Между тем Элинор заняла свое место в вагоне, поезд тотчас должен был тронуться. Мистрис Дэррелль протянула ей руку, но молодая девушка откинулась от нее назад с внезапным движением ужаса.
— О, ради Бога! Не пожимайте мне руки! — вскричала она. — Я очень, очень несчастна!
Поезд двинулся прежде, чем вдова нашла ответ на эту странную речь и последнее, что видела Элинор, было бледное лицо матери Ланцелота Дэррелля, обращенное к ней с выражением сильного удивления.
«Бедное дитя! — думала мистрис Дэррелль, медленно направляясь к подъезду вокзала, где ее ждал экипаж. Она глубоко потрясена, но поступает благородно».
Вдова вздохнула, вспомнив, что самая тяжелая часть борьбы ей еще предстоит. Она шла навстречу негодования сына и должна была вынести не бурный гнев человека с сильной натурой, несправедливо разлученного с любимой женщиной, а тоскливое раздражение избалованного ребенка, лишенного любимой игрушки.
Было почти темно, когда Элинор Вэн достигла Пилястров.

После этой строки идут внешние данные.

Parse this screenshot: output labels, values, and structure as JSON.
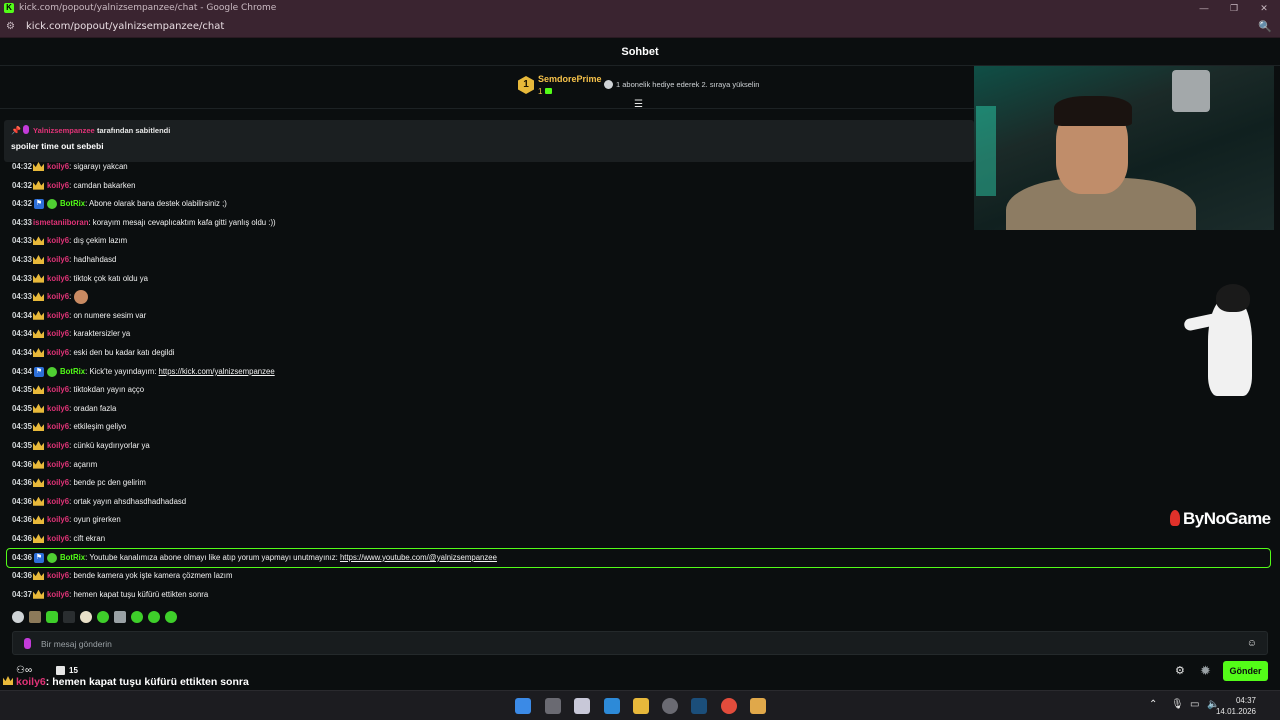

Расплатившись, она отпустила извозчика на улице Дедли и прошла через знакомый ей свод в эту часть города, там, по-видимому, ничто не изменилось: те же самые дети, казалось, играли в те же самые игры в полусвете сумерек, те же лошади выглядывали из дверей конюшен, те же извозчики пили в старом трактире на углу.
Синьора давала урок пения непонятливой молодой девушке с толстым лицом, в веснушках, которая готовилась для оперы и желала явиться в одном из театров в роли «Нормы» после десятка-другого уроков. Элиза Пичирилло прилагала неимоверные усилия, чтоб пояснить трудный пассаж этой Гризи в зародыше, когда Элинор Вэн отворила дверь в маленькую гостиную и появилась на пороге.